Towards a Benchmark for Markov State Models: The Folding of HP35
Daniel Nagel, Sofia Sartore, Gerhard Stock
TL;DR
This work addresses the challenge of establishing robust benchmarks for Markov state models (MSMs) of biomolecular dynamics by analyzing the HP35 folding trajectory. It builds a reference contact-based MSM using a $300\,\mu$s MD trajectory, and tests robustness by varying feature sets, dimensionality reduction, clustering, and temperature, revealing a hierarchical free-energy landscape with metastable substates in both native and unfolded basins. The study shows that several reasonable MSM workflows yield comparable implied timescales while differing in the partitioning of the landscape, underscoring the crucial role of feature selection and the potential pitfalls of mis-specified coordinates. Overall, HP35 serves as a practical benchmark for MSM methodology, providing insights into how to interpret state-based models and guiding future development of robust, interpretable coarse-grained descriptions of folding dynamics.
Abstract
Adopting a $300 \, μ$s-long molecular dynamics (MD) trajectory of the reversible folding of villin headpiece (HP35) published by D. E. Shaw Research, we recently constructed a Markov state model (MSM) of the folding process based on interresidue contacts [J. Chem. Theory Comput. 2023, ${\bf {19}}$, 3391]. The model reproduces the MD folding times of the system and predicts that both the native basin and the unfolded region of the free energy landscape are partitioned into several metastable substates that are structurally well characterized.

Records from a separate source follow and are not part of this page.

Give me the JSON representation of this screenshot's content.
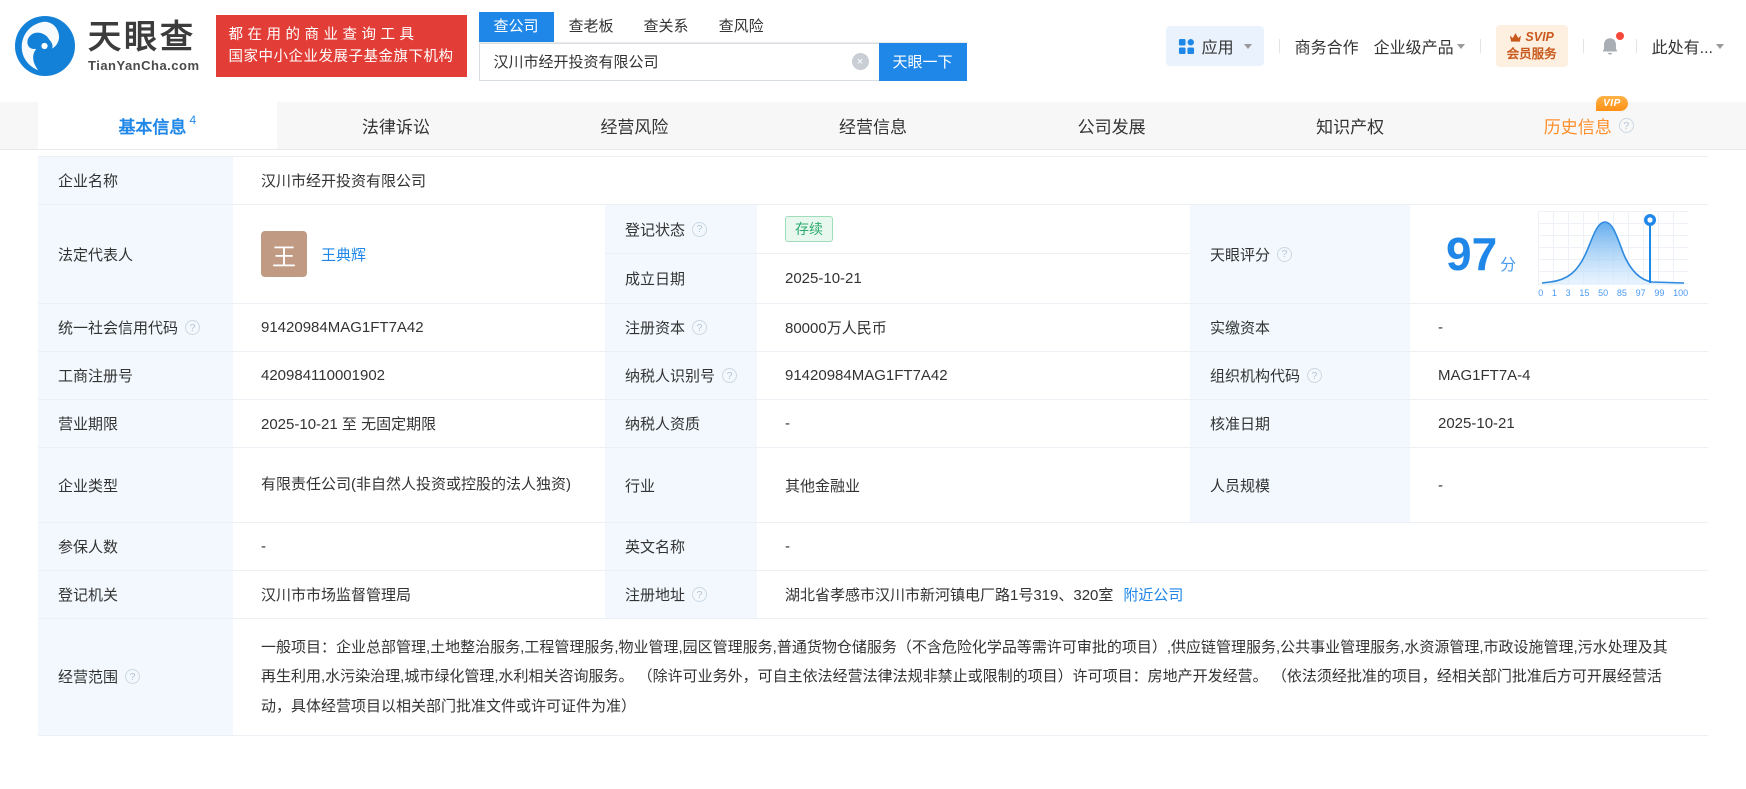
{
  "brand": {
    "name": "天眼查",
    "domain": "TianYanCha.com",
    "slogan_line1": "都在用的商业查询工具",
    "slogan_line2": "国家中小企业发展子基金旗下机构"
  },
  "search": {
    "tabs": [
      "查公司",
      "查老板",
      "查关系",
      "查风险"
    ],
    "value": "汉川市经开投资有限公司",
    "button": "天眼一下"
  },
  "nav": {
    "apps": "应用",
    "business": "商务合作",
    "enterprise": "企业级产品",
    "svip_line1": "SVIP",
    "svip_line2": "会员服务",
    "user": "此处有..."
  },
  "tabs": [
    {
      "label": "基本信息",
      "count": "4"
    },
    {
      "label": "法律诉讼"
    },
    {
      "label": "经营风险"
    },
    {
      "label": "经营信息"
    },
    {
      "label": "公司发展"
    },
    {
      "label": "知识产权"
    },
    {
      "label": "历史信息",
      "vip": "VIP"
    }
  ],
  "fields": {
    "company_name": {
      "label": "企业名称",
      "value": "汉川市经开投资有限公司"
    },
    "legal_rep": {
      "label": "法定代表人",
      "avatar": "王",
      "name": "王典辉"
    },
    "reg_status": {
      "label": "登记状态",
      "value": "存续"
    },
    "establish_date": {
      "label": "成立日期",
      "value": "2025-10-21"
    },
    "score": {
      "label": "天眼评分",
      "value": "97",
      "unit": "分",
      "ticks": [
        "0",
        "1",
        "3",
        "15",
        "50",
        "85",
        "97",
        "99",
        "100"
      ]
    },
    "credit_code": {
      "label": "统一社会信用代码",
      "value": "91420984MAG1FT7A42"
    },
    "reg_capital": {
      "label": "注册资本",
      "value": "80000万人民币"
    },
    "paid_capital": {
      "label": "实缴资本",
      "value": "-"
    },
    "reg_number": {
      "label": "工商注册号",
      "value": "420984110001902"
    },
    "taxpayer_id": {
      "label": "纳税人识别号",
      "value": "91420984MAG1FT7A42"
    },
    "org_code": {
      "label": "组织机构代码",
      "value": "MAG1FT7A-4"
    },
    "business_term": {
      "label": "营业期限",
      "value": "2025-10-21 至 无固定期限"
    },
    "taxpayer_quality": {
      "label": "纳税人资质",
      "value": "-"
    },
    "approval_date": {
      "label": "核准日期",
      "value": "2025-10-21"
    },
    "company_type": {
      "label": "企业类型",
      "value": "有限责任公司(非自然人投资或控股的法人独资)"
    },
    "industry": {
      "label": "行业",
      "value": "其他金融业"
    },
    "staff_size": {
      "label": "人员规模",
      "value": "-"
    },
    "insured_count": {
      "label": "参保人数",
      "value": "-"
    },
    "english_name": {
      "label": "英文名称",
      "value": "-"
    },
    "reg_authority": {
      "label": "登记机关",
      "value": "汉川市市场监督管理局"
    },
    "reg_address": {
      "label": "注册地址",
      "value": "湖北省孝感市汉川市新河镇电厂路1号319、320室",
      "link": "附近公司"
    },
    "business_scope": {
      "label": "经营范围",
      "value": "一般项目：企业总部管理,土地整治服务,工程管理服务,物业管理,园区管理服务,普通货物仓储服务（不含危险化学品等需许可审批的项目）,供应链管理服务,公共事业管理服务,水资源管理,市政设施管理,污水处理及其再生利用,水污染治理,城市绿化管理,水利相关咨询服务。 （除许可业务外，可自主依法经营法律法规非禁止或限制的项目）许可项目：房地产开发经营。 （依法须经批准的项目，经相关部门批准后方可开展经营活动，具体经营项目以相关部门批准文件或许可证件为准）"
    }
  }
}
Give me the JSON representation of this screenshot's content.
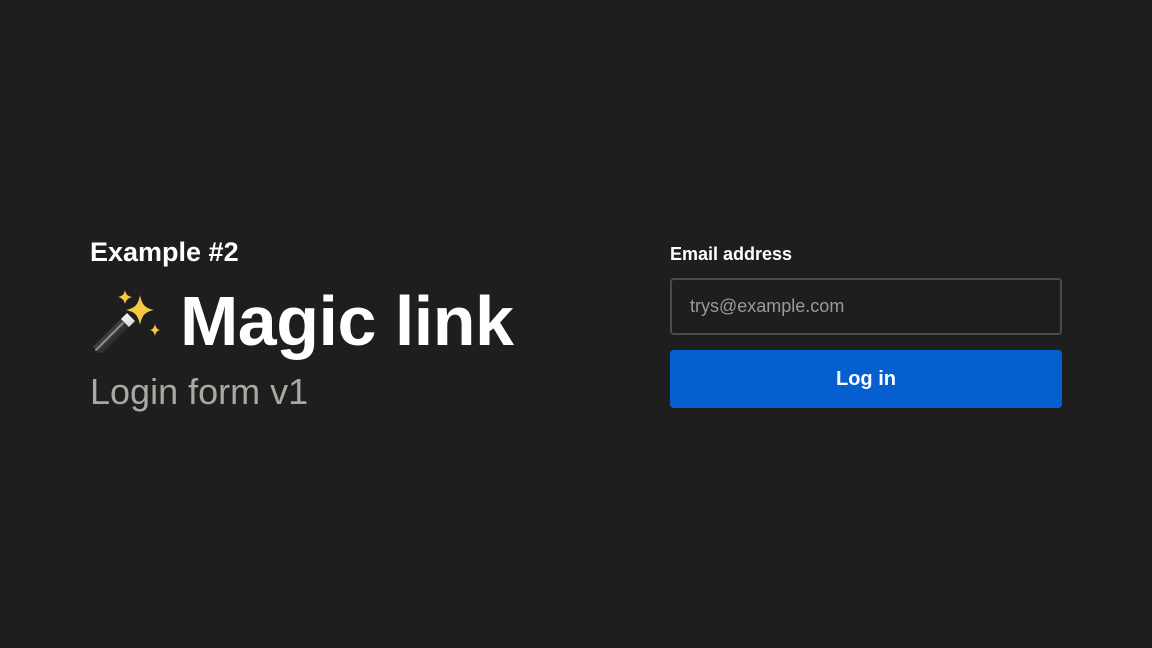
{
  "intro": {
    "eyebrow": "Example #2",
    "title": "Magic link",
    "subtitle": "Login form v1",
    "title_icon": "magic-wand-sparkles-icon"
  },
  "form": {
    "email_label": "Email address",
    "email_placeholder": "trys@example.com",
    "email_value": "",
    "submit_label": "Log in"
  },
  "colors": {
    "background": "#1e1e1e",
    "text": "#ffffff",
    "muted_text": "#a9a9a2",
    "input_border": "#4b4b4b",
    "button": "#055fd1"
  }
}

Recognizing the need to establish well-defined but nontrivial benchmark problems, in this Perspective we study to what extent and in what sense this MSM may be employed as a reference model. To this end, we test the robustness of the MSM by comparing it to models that use alternative combinations of features, dimensionality reduction methods and clustering schemes. The study suggests some main characteristics of the folding of HP35, which should be reproduced by any other competitive model of the system. Moreover, the discussion reveals which parts of the MSM workflow matter most for the considered problem, and illustrates the promises and possible pitfalls of state-based models for the interpretation of biomolecular simulations.